Born in Brideswell, County Roscommon, O'Malley was introduced to Gaelic games during his schooling at Brideswell National School and the Marist College. At club level he first lined out as a minor dual player with Four Roads. In a career spanning over twenty years, O'Malley won seven championship medals as a hurler. As a Gaelic footballer he later moved to the St Patrick's club before winning four championship medals with St Brigid's.

O'Malley made his debut on the inter-county scene when he first linked up with the Roscommon junior teams as a dual player. An All-Ireland medallist with the hurling team at the end of his career, O'Malley made his senior football debut during the 1947–48 league. He went on to play a key role for Roscommon during a hugely successful era, and won four Connacht SFC medals. He was an All-Ireland SFC runner-up on one occasion.

As a member of the Connacht inter-provincial teams in both codes, he won three Railway Cup medals as a footballer. O'Malley retired from inter-county football following the conclusion of the 1964 championship.

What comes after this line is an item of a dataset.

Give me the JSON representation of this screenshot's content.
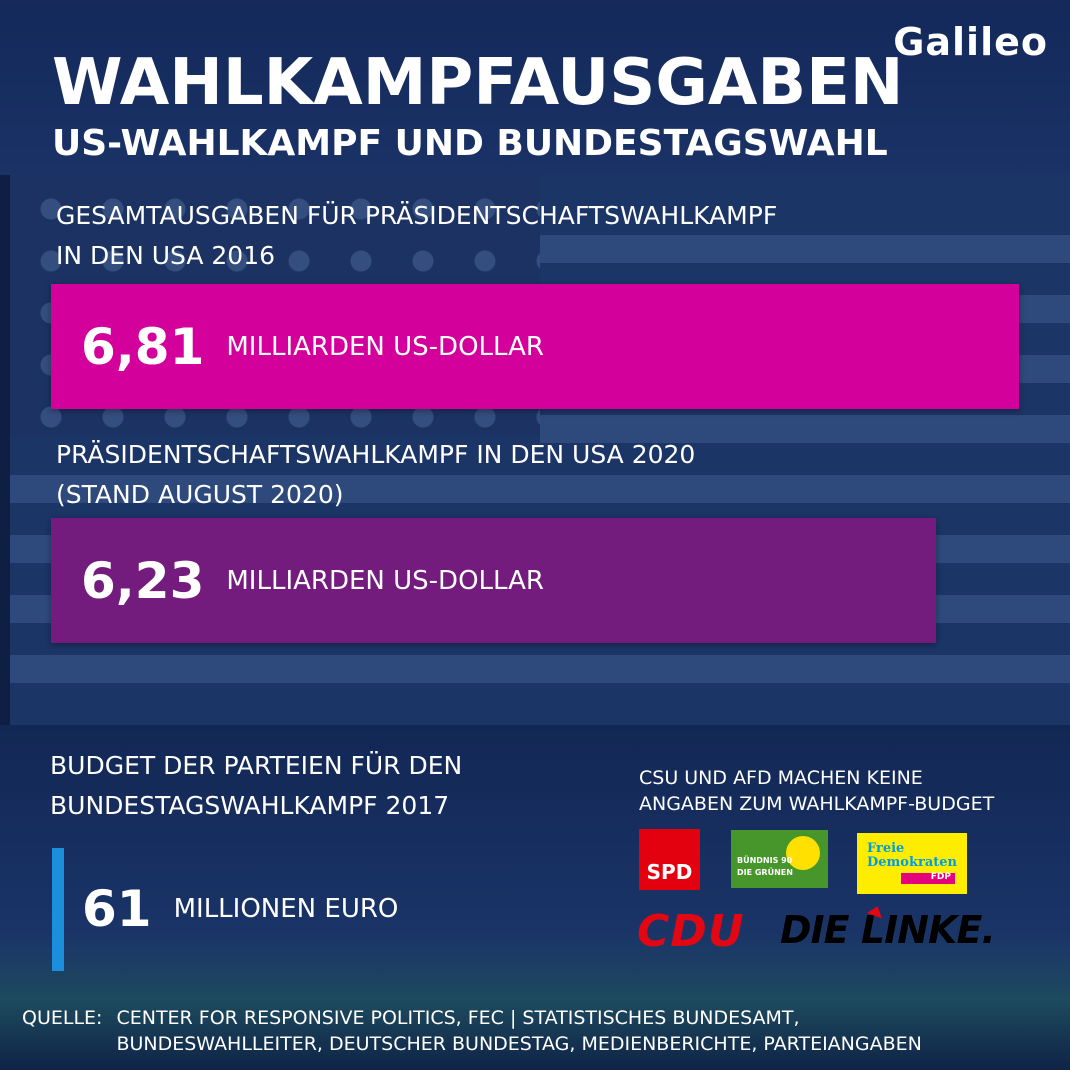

Immediately after his retirement from club activity, O'Malley took charge of the St Brigid's senior team, guiding them to the championship title in 1969. Between 1970 and 1971 he trained those Roscommon inter-county footballers who were based in Dublin. The following year O'Malley trained St Maur's to junior and intermediate championship successes.